As a partner in a small "boutique" trusts-and-estates firm (4 partners, 1 associate) I’ve seen first hand why this practice is a tough sell for big firm bean counters: leverage. It’s very, very difficult to leverage yourself as a T&E lawyer, which is OK in a small firm — but not-so-OK in a big firm. Here’s an excerpt of what the Wall St. J. Law Blog had to say on the the subject:
With profitability a top priority at Sonnenschein Nath & Rosenthal, one practice group is under the microscope: trusts and estates. Four T&E partners at Sonnenschein in recent weeks have either left or announced plans to leave the 660-lawyer firm.

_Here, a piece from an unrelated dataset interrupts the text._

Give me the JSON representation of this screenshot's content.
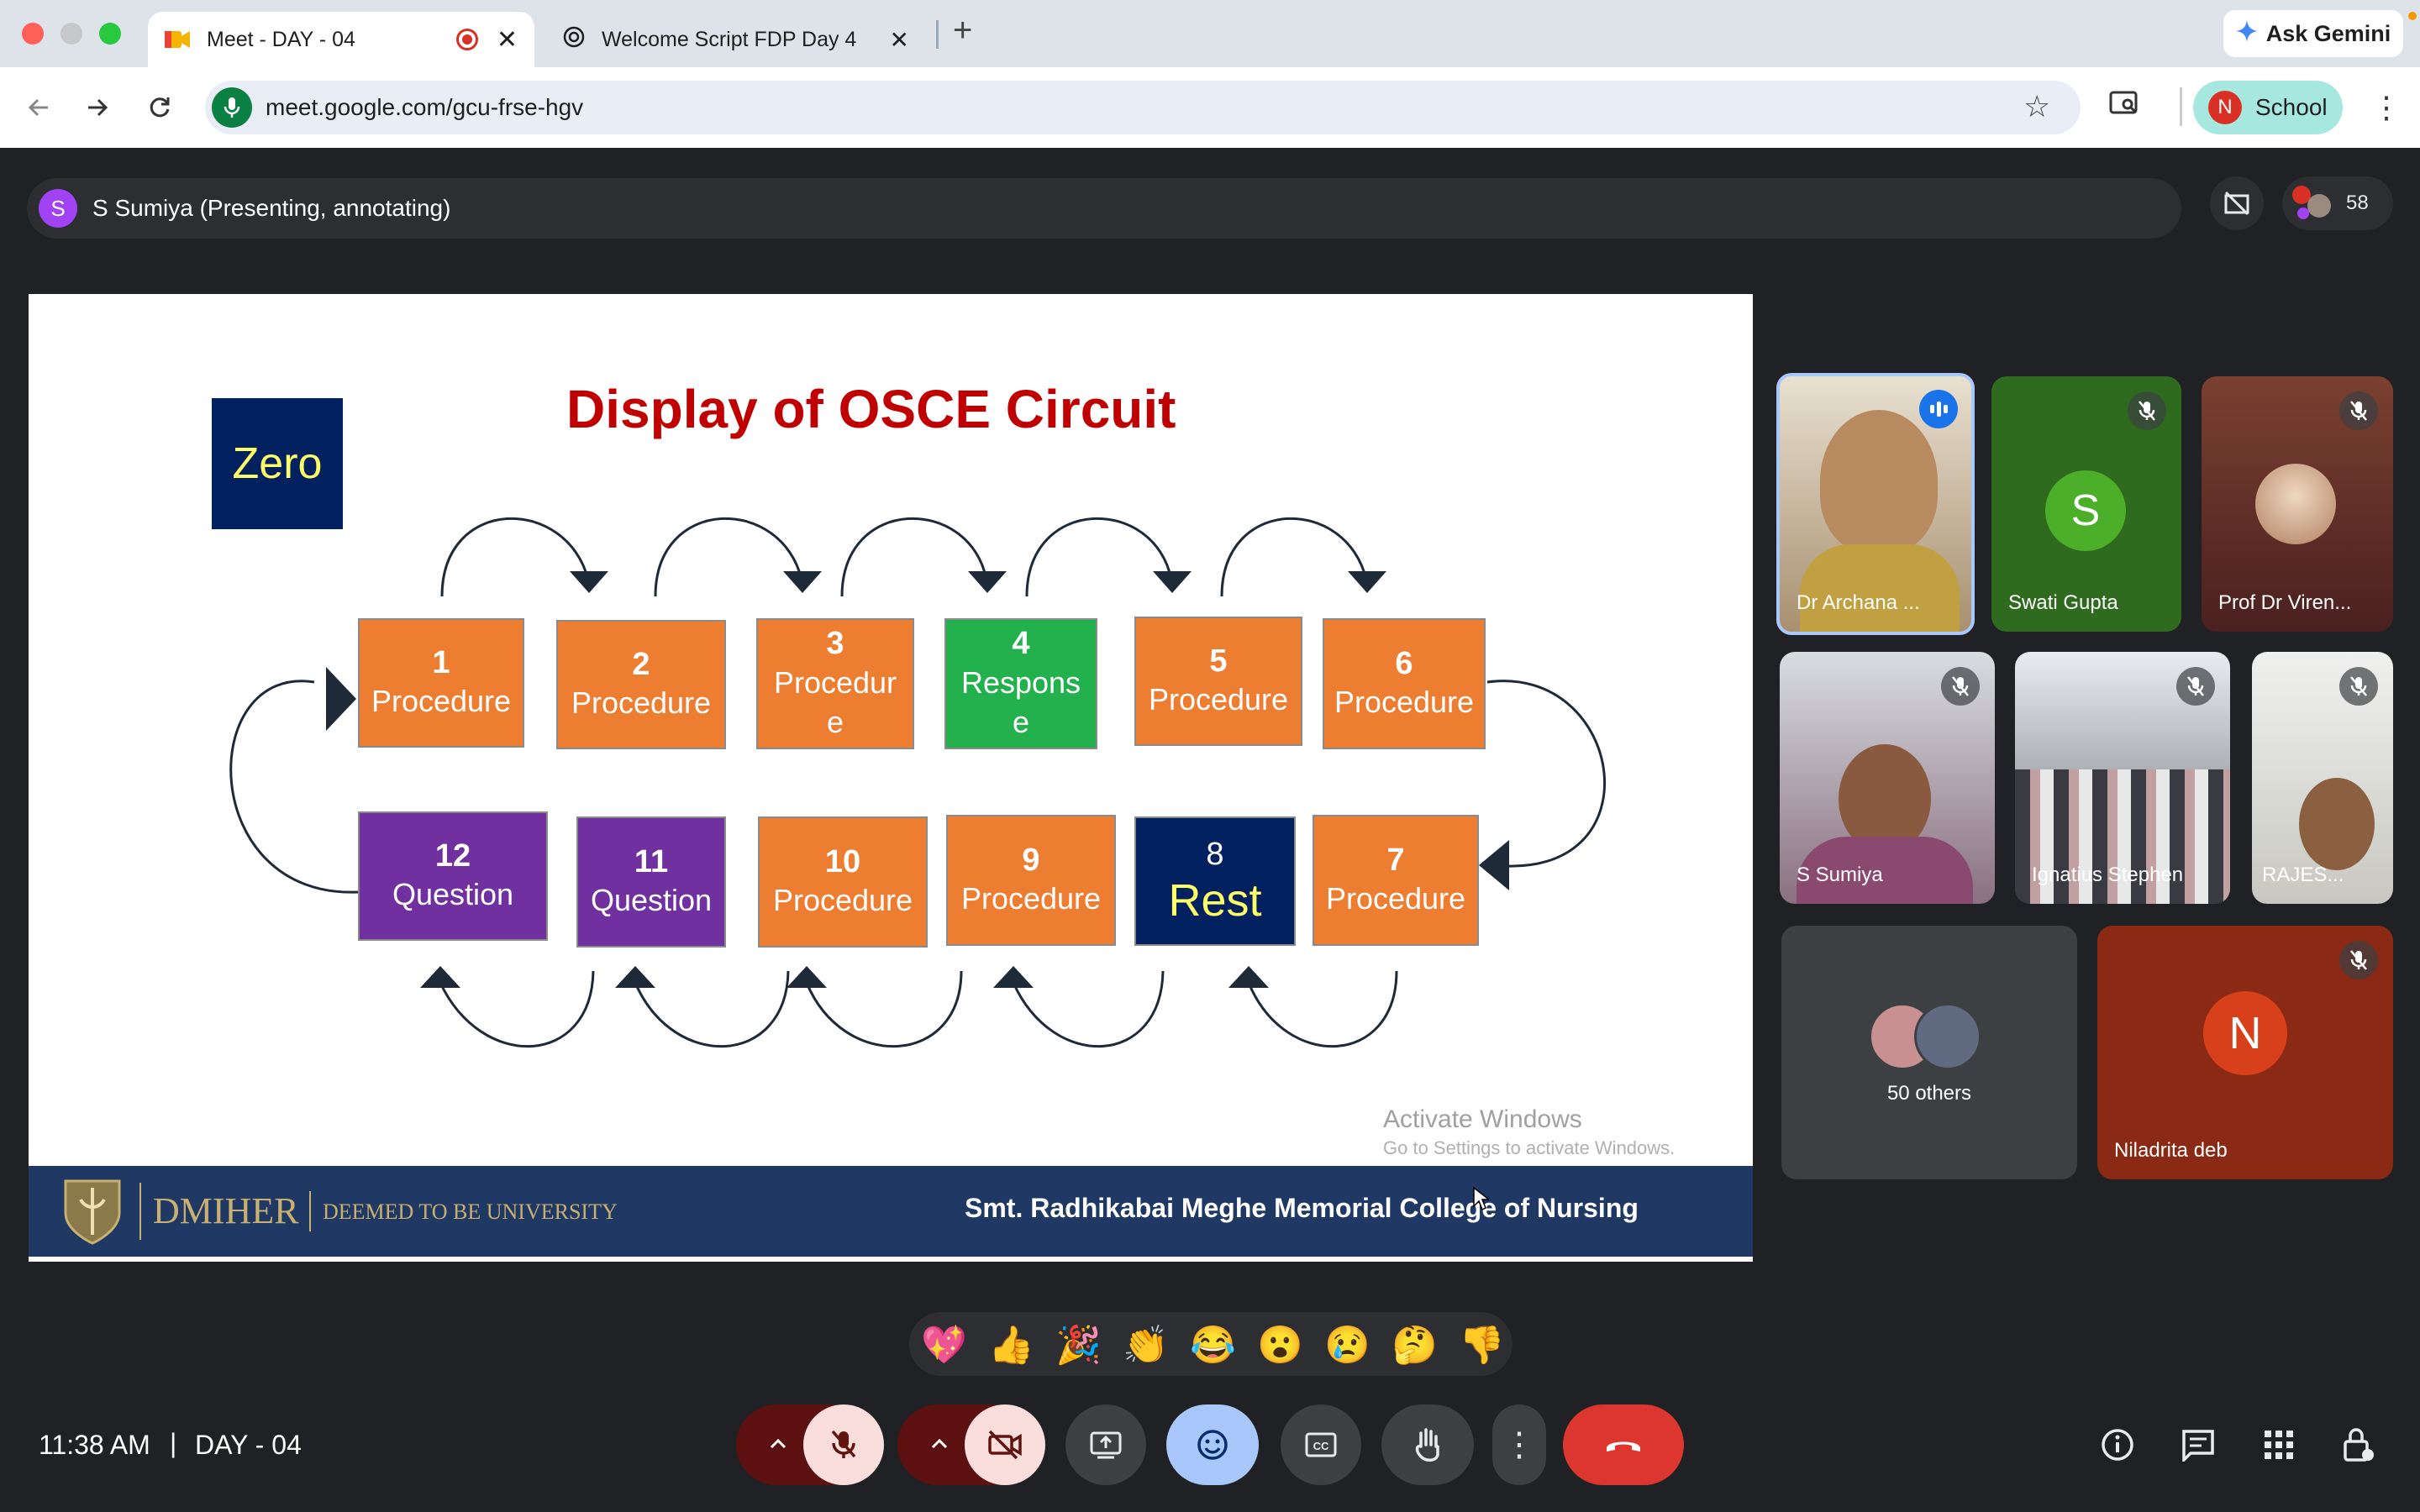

Roy Adams, the senior chairman of the practice group, left on Jan. 1 for Constantine Cannon; Eileen Trost jumped to Chicago’s Bell Boyd & Lloyd in December; Richard Brown recently departed for Harrison & Held; and Susan Slater-Jansen has announced she’s moving to Kurzman Eisenberg Corbin Lever & Goodman in White Plains, N.Y.
The departures come at a time when Elliott Portnoy . . . , the firm’s 41-year-old chairman-elect, has said he is bent on taking a hard look at the economics of Sonnenschein’s various departments. T&E may be vulnerable because it is a low “leverage” practice — fewer junior lawyers generally are needed, say, to draft a will than to complete a merger agreement.
I say good riddance — a sentiment apparently shared by Chicago T&E lawyer Joel Schoenmeyer, as expressed in the following excerpt from his blog, Death & Taxes:
It may be that big firms don’t need estate planning groups (or don’t think they do — big firms, like Kirkland & Ellis, are famous for changing their minds on this point). But I think that goes both ways — good estate planners don’t need big firms, either. We’re probably going to see more T&E boutique firms (like this one) spring up in the near future, which is a good thing.